Both have “excellent value propositions,” LaFarge said. The DCP program is “a new way for Xcel Minnesota to expand its distribution sited capacity,” he added.
A DCP could lead to a utility-led “bring your own offsite flexibility resource” program, LaFarge said. That would allow big energy users to pay for customer-owned DER managed by aggregators instead of developing onsite generation or curtailing usage, he added.

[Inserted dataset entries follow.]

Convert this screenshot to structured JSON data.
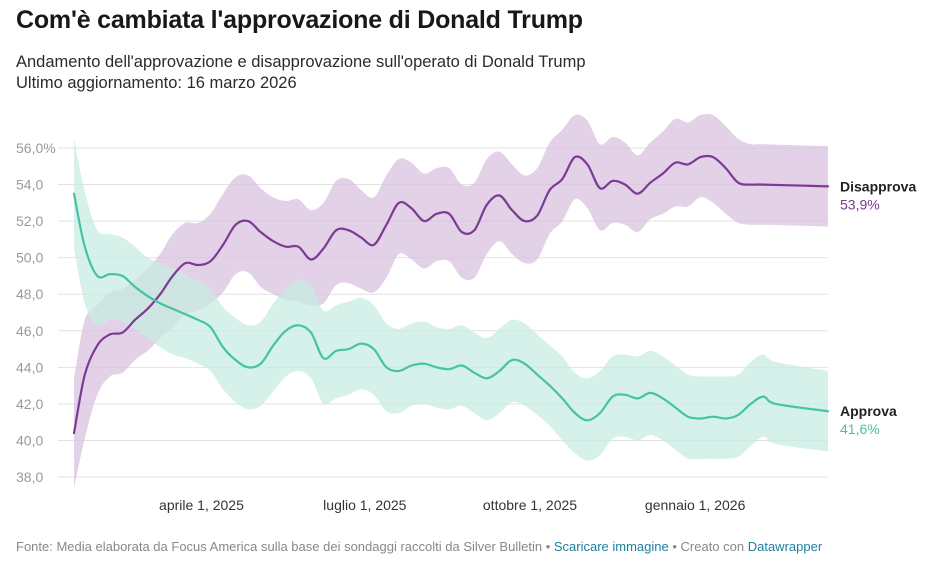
{
  "title": "Com'è cambiata l'approvazione di Donald Trump",
  "subtitle_line1": "Andamento dell'approvazione e disapprovazione sull'operato di Donald Trump",
  "subtitle_line2": "Ultimo aggiornamento: 16 marzo 2026",
  "footer": {
    "source": "Fonte: Media elaborata da Focus America sulla base dei sondaggi raccolti da Silver Bulletin",
    "sep": " • ",
    "download": "Scaricare immagine",
    "created": "Creato con ",
    "tool": "Datawrapper"
  },
  "colors": {
    "disapprove_line": "#7b3a94",
    "disapprove_band": "#d8c0de",
    "approve_line": "#45c3a4",
    "approve_band": "#c6ece1",
    "grid": "#e2e2e2"
  },
  "chart_data": {
    "type": "line",
    "x_type": "date",
    "x_range": [
      "2025-01-20",
      "2026-03-16"
    ],
    "ylim": [
      38,
      56
    ],
    "y_ticks": [
      {
        "value": 38,
        "label": "38,0"
      },
      {
        "value": 40,
        "label": "40,0"
      },
      {
        "value": 42,
        "label": "42,0"
      },
      {
        "value": 44,
        "label": "44,0"
      },
      {
        "value": 46,
        "label": "46,0"
      },
      {
        "value": 48,
        "label": "48,0"
      },
      {
        "value": 50,
        "label": "50,0"
      },
      {
        "value": 52,
        "label": "52,0"
      },
      {
        "value": 54,
        "label": "54,0"
      },
      {
        "value": 56,
        "label": "56,0%"
      }
    ],
    "x_ticks": [
      {
        "date": "2025-04-01",
        "label": "aprile 1, 2025"
      },
      {
        "date": "2025-07-01",
        "label": "luglio 1, 2025"
      },
      {
        "date": "2025-10-01",
        "label": "ottobre 1, 2025"
      },
      {
        "date": "2026-01-01",
        "label": "gennaio 1, 2026"
      }
    ],
    "grid": true,
    "series": [
      {
        "name": "Disapprova",
        "last_label": "53,9%",
        "color": "#7b3a94",
        "band_color": "#d8c0de",
        "points": [
          {
            "date": "2025-01-20",
            "value": 40.4,
            "low": 37.4,
            "high": 43.4
          },
          {
            "date": "2025-01-26",
            "value": 43.6,
            "low": 40.1,
            "high": 46.6
          },
          {
            "date": "2025-02-02",
            "value": 45.2,
            "low": 42.5,
            "high": 47.4
          },
          {
            "date": "2025-02-09",
            "value": 45.8,
            "low": 43.5,
            "high": 48.1
          },
          {
            "date": "2025-02-16",
            "value": 45.9,
            "low": 43.7,
            "high": 48.3
          },
          {
            "date": "2025-02-23",
            "value": 46.6,
            "low": 44.4,
            "high": 48.8
          },
          {
            "date": "2025-03-02",
            "value": 47.2,
            "low": 44.9,
            "high": 49.4
          },
          {
            "date": "2025-03-09",
            "value": 48.0,
            "low": 45.6,
            "high": 50.2
          },
          {
            "date": "2025-03-16",
            "value": 49.0,
            "low": 46.2,
            "high": 51.3
          },
          {
            "date": "2025-03-23",
            "value": 49.7,
            "low": 46.9,
            "high": 51.9
          },
          {
            "date": "2025-03-30",
            "value": 49.6,
            "low": 47.1,
            "high": 51.9
          },
          {
            "date": "2025-04-06",
            "value": 49.8,
            "low": 47.5,
            "high": 52.4
          },
          {
            "date": "2025-04-13",
            "value": 50.7,
            "low": 48.1,
            "high": 53.5
          },
          {
            "date": "2025-04-20",
            "value": 51.8,
            "low": 49.1,
            "high": 54.4
          },
          {
            "date": "2025-04-27",
            "value": 52.0,
            "low": 49.2,
            "high": 54.5
          },
          {
            "date": "2025-05-04",
            "value": 51.4,
            "low": 48.4,
            "high": 53.8
          },
          {
            "date": "2025-05-11",
            "value": 50.9,
            "low": 48.0,
            "high": 53.3
          },
          {
            "date": "2025-05-18",
            "value": 50.6,
            "low": 47.7,
            "high": 53.1
          },
          {
            "date": "2025-05-25",
            "value": 50.6,
            "low": 47.6,
            "high": 53.2
          },
          {
            "date": "2025-06-01",
            "value": 49.9,
            "low": 47.4,
            "high": 52.6
          },
          {
            "date": "2025-06-08",
            "value": 50.5,
            "low": 47.5,
            "high": 53.0
          },
          {
            "date": "2025-06-15",
            "value": 51.5,
            "low": 48.5,
            "high": 54.2
          },
          {
            "date": "2025-06-22",
            "value": 51.5,
            "low": 48.6,
            "high": 54.3
          },
          {
            "date": "2025-06-29",
            "value": 51.1,
            "low": 48.3,
            "high": 53.7
          },
          {
            "date": "2025-07-06",
            "value": 50.7,
            "low": 48.1,
            "high": 53.3
          },
          {
            "date": "2025-07-13",
            "value": 51.8,
            "low": 48.9,
            "high": 54.5
          },
          {
            "date": "2025-07-20",
            "value": 53.0,
            "low": 50.2,
            "high": 55.4
          },
          {
            "date": "2025-07-27",
            "value": 52.7,
            "low": 49.9,
            "high": 55.2
          },
          {
            "date": "2025-08-03",
            "value": 52.0,
            "low": 49.4,
            "high": 54.6
          },
          {
            "date": "2025-08-10",
            "value": 52.4,
            "low": 49.8,
            "high": 54.9
          },
          {
            "date": "2025-08-17",
            "value": 52.4,
            "low": 49.8,
            "high": 54.9
          },
          {
            "date": "2025-08-24",
            "value": 51.4,
            "low": 48.9,
            "high": 54.0
          },
          {
            "date": "2025-08-31",
            "value": 51.5,
            "low": 48.9,
            "high": 54.1
          },
          {
            "date": "2025-09-07",
            "value": 52.9,
            "low": 50.2,
            "high": 55.4
          },
          {
            "date": "2025-09-14",
            "value": 53.4,
            "low": 50.9,
            "high": 55.8
          },
          {
            "date": "2025-09-21",
            "value": 52.6,
            "low": 50.2,
            "high": 55.1
          },
          {
            "date": "2025-09-28",
            "value": 52.0,
            "low": 49.7,
            "high": 54.5
          },
          {
            "date": "2025-10-05",
            "value": 52.3,
            "low": 49.9,
            "high": 54.9
          },
          {
            "date": "2025-10-12",
            "value": 53.7,
            "low": 51.3,
            "high": 56.3
          },
          {
            "date": "2025-10-19",
            "value": 54.3,
            "low": 52.0,
            "high": 57.0
          },
          {
            "date": "2025-10-26",
            "value": 55.5,
            "low": 53.2,
            "high": 57.8
          },
          {
            "date": "2025-11-02",
            "value": 55.1,
            "low": 52.7,
            "high": 57.5
          },
          {
            "date": "2025-11-09",
            "value": 53.8,
            "low": 51.5,
            "high": 56.2
          },
          {
            "date": "2025-11-16",
            "value": 54.2,
            "low": 51.9,
            "high": 56.6
          },
          {
            "date": "2025-11-23",
            "value": 54.0,
            "low": 51.8,
            "high": 56.3
          },
          {
            "date": "2025-11-30",
            "value": 53.5,
            "low": 51.4,
            "high": 55.6
          },
          {
            "date": "2025-12-07",
            "value": 54.1,
            "low": 52.1,
            "high": 56.3
          },
          {
            "date": "2025-12-14",
            "value": 54.6,
            "low": 52.4,
            "high": 56.9
          },
          {
            "date": "2025-12-21",
            "value": 55.2,
            "low": 52.8,
            "high": 57.6
          },
          {
            "date": "2025-12-28",
            "value": 55.1,
            "low": 52.8,
            "high": 57.4
          },
          {
            "date": "2026-01-04",
            "value": 55.5,
            "low": 53.3,
            "high": 57.8
          },
          {
            "date": "2026-01-11",
            "value": 55.5,
            "low": 53.0,
            "high": 57.8
          },
          {
            "date": "2026-01-18",
            "value": 54.9,
            "low": 52.4,
            "high": 57.2
          },
          {
            "date": "2026-01-25",
            "value": 54.1,
            "low": 51.9,
            "high": 56.5
          },
          {
            "date": "2026-02-01",
            "value": 54.0,
            "low": 51.8,
            "high": 56.2
          },
          {
            "date": "2026-02-08",
            "value": 54.0,
            "low": 51.8,
            "high": 56.2
          },
          {
            "date": "2026-03-16",
            "value": 53.9,
            "low": 51.7,
            "high": 56.1
          }
        ]
      },
      {
        "name": "Approva",
        "last_label": "41,6%",
        "color": "#45c3a4",
        "band_color": "#c6ece1",
        "points": [
          {
            "date": "2025-01-20",
            "value": 53.5,
            "low": 50.5,
            "high": 56.5
          },
          {
            "date": "2025-01-26",
            "value": 50.6,
            "low": 47.5,
            "high": 53.6
          },
          {
            "date": "2025-02-02",
            "value": 49.0,
            "low": 46.3,
            "high": 51.5
          },
          {
            "date": "2025-02-09",
            "value": 49.1,
            "low": 46.6,
            "high": 51.3
          },
          {
            "date": "2025-02-16",
            "value": 49.0,
            "low": 46.5,
            "high": 51.1
          },
          {
            "date": "2025-02-23",
            "value": 48.4,
            "low": 46.1,
            "high": 50.6
          },
          {
            "date": "2025-03-02",
            "value": 47.9,
            "low": 45.6,
            "high": 50.0
          },
          {
            "date": "2025-03-09",
            "value": 47.5,
            "low": 45.1,
            "high": 49.7
          },
          {
            "date": "2025-03-16",
            "value": 47.2,
            "low": 44.7,
            "high": 49.4
          },
          {
            "date": "2025-03-23",
            "value": 46.9,
            "low": 44.5,
            "high": 49.1
          },
          {
            "date": "2025-03-30",
            "value": 46.6,
            "low": 44.2,
            "high": 48.7
          },
          {
            "date": "2025-04-06",
            "value": 46.2,
            "low": 43.8,
            "high": 48.3
          },
          {
            "date": "2025-04-13",
            "value": 45.1,
            "low": 42.8,
            "high": 47.3
          },
          {
            "date": "2025-04-20",
            "value": 44.4,
            "low": 42.1,
            "high": 46.7
          },
          {
            "date": "2025-04-27",
            "value": 44.0,
            "low": 41.7,
            "high": 46.3
          },
          {
            "date": "2025-05-04",
            "value": 44.2,
            "low": 41.9,
            "high": 46.5
          },
          {
            "date": "2025-05-11",
            "value": 45.2,
            "low": 42.7,
            "high": 47.5
          },
          {
            "date": "2025-05-18",
            "value": 46.0,
            "low": 43.5,
            "high": 48.3
          },
          {
            "date": "2025-05-25",
            "value": 46.3,
            "low": 43.8,
            "high": 48.8
          },
          {
            "date": "2025-06-01",
            "value": 45.9,
            "low": 43.4,
            "high": 48.5
          },
          {
            "date": "2025-06-08",
            "value": 44.5,
            "low": 42.0,
            "high": 47.1
          },
          {
            "date": "2025-06-15",
            "value": 44.9,
            "low": 42.3,
            "high": 47.4
          },
          {
            "date": "2025-06-22",
            "value": 45.0,
            "low": 42.5,
            "high": 47.6
          },
          {
            "date": "2025-06-29",
            "value": 45.3,
            "low": 42.8,
            "high": 47.8
          },
          {
            "date": "2025-07-06",
            "value": 45.0,
            "low": 42.5,
            "high": 47.4
          },
          {
            "date": "2025-07-13",
            "value": 44.0,
            "low": 41.6,
            "high": 46.4
          },
          {
            "date": "2025-07-20",
            "value": 43.8,
            "low": 41.5,
            "high": 46.1
          },
          {
            "date": "2025-07-27",
            "value": 44.1,
            "low": 41.9,
            "high": 46.4
          },
          {
            "date": "2025-08-03",
            "value": 44.2,
            "low": 42.0,
            "high": 46.5
          },
          {
            "date": "2025-08-10",
            "value": 44.0,
            "low": 41.8,
            "high": 46.2
          },
          {
            "date": "2025-08-17",
            "value": 43.9,
            "low": 41.7,
            "high": 46.1
          },
          {
            "date": "2025-08-24",
            "value": 44.1,
            "low": 41.9,
            "high": 46.3
          },
          {
            "date": "2025-08-31",
            "value": 43.7,
            "low": 41.5,
            "high": 45.9
          },
          {
            "date": "2025-09-07",
            "value": 43.4,
            "low": 41.1,
            "high": 45.6
          },
          {
            "date": "2025-09-14",
            "value": 43.8,
            "low": 41.5,
            "high": 46.1
          },
          {
            "date": "2025-09-21",
            "value": 44.4,
            "low": 42.1,
            "high": 46.6
          },
          {
            "date": "2025-09-28",
            "value": 44.2,
            "low": 41.9,
            "high": 46.4
          },
          {
            "date": "2025-10-05",
            "value": 43.6,
            "low": 41.4,
            "high": 45.8
          },
          {
            "date": "2025-10-12",
            "value": 43.0,
            "low": 40.8,
            "high": 45.2
          },
          {
            "date": "2025-10-19",
            "value": 42.3,
            "low": 40.0,
            "high": 44.6
          },
          {
            "date": "2025-10-26",
            "value": 41.5,
            "low": 39.3,
            "high": 43.7
          },
          {
            "date": "2025-11-02",
            "value": 41.1,
            "low": 38.9,
            "high": 43.4
          },
          {
            "date": "2025-11-09",
            "value": 41.5,
            "low": 39.2,
            "high": 43.8
          },
          {
            "date": "2025-11-16",
            "value": 42.4,
            "low": 40.1,
            "high": 44.6
          },
          {
            "date": "2025-11-23",
            "value": 42.5,
            "low": 40.2,
            "high": 44.7
          },
          {
            "date": "2025-11-30",
            "value": 42.3,
            "low": 40.0,
            "high": 44.6
          },
          {
            "date": "2025-12-07",
            "value": 42.6,
            "low": 40.3,
            "high": 44.9
          },
          {
            "date": "2025-12-14",
            "value": 42.3,
            "low": 40.0,
            "high": 44.6
          },
          {
            "date": "2025-12-21",
            "value": 41.8,
            "low": 39.5,
            "high": 44.1
          },
          {
            "date": "2025-12-28",
            "value": 41.3,
            "low": 39.0,
            "high": 43.6
          },
          {
            "date": "2026-01-04",
            "value": 41.2,
            "low": 39.0,
            "high": 43.5
          },
          {
            "date": "2026-01-11",
            "value": 41.3,
            "low": 39.0,
            "high": 43.5
          },
          {
            "date": "2026-01-18",
            "value": 41.2,
            "low": 39.0,
            "high": 43.5
          },
          {
            "date": "2026-01-25",
            "value": 41.4,
            "low": 39.1,
            "high": 43.6
          },
          {
            "date": "2026-02-01",
            "value": 42.0,
            "low": 39.7,
            "high": 44.3
          },
          {
            "date": "2026-02-08",
            "value": 42.4,
            "low": 40.2,
            "high": 44.7
          },
          {
            "date": "2026-02-15",
            "value": 42.0,
            "low": 39.8,
            "high": 44.3
          },
          {
            "date": "2026-03-16",
            "value": 41.6,
            "low": 39.4,
            "high": 43.8
          }
        ]
      }
    ]
  }
}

Utilities’ operational excellence is needed, Dynamic Grid’s Aikin said. With growing electricity demand and increasing costs for distribution system renovation, “every utility should be developing price signals and using developers of VPPs and of batteries,” she stressed.

Room for both
The installed capacity of utility-scale batteries like those to be used in C*C grew 4.6 GW, or 27%, from 2024 to 2025, Wood Mackenzie data shows. But residential batteries like those in DER aggregations grew, too, by 70%, or 647 MW, the report added.
“The two types of VPPs are “complimentary,” EPRI’s Seal said. For a specific need like a load growth surge, “it is difficult to ensure thousands of customer devices can be enrolled quickly enough,” but if the need is “a slowly emerging issue like load growth approaching an infrastructure limit, it can be met equally well by the utility or a third party,” he added.
Current customer-owned DER aggregations, while valuable, are not yet as fully dispatchable as power plants, according to the Huels Test evaluation developed by DER management software provider EnergyHub. Utilities can, however, readily dispatch large batteries to reduce electricity usage, analysts and stakeholders agreed.
“VPPs alone are not the answer,” Xcel’s Huber said. “But VPPs of all types, like DCP, plus new large-scale generation and transmission, flexibility in large batteries and customer-owned resources, and demand response programs can meet the coming gigawatt-scale growth,” he added.
Regulatory decisions should be based on specific needs and “one regulatory decision does not set the rule for all VPPs,” said EPDI’s Ko. “The long-term vision is for regulators to understand the value in each business model and have all DER compensated appropriately for all the services and benefits they deliver.”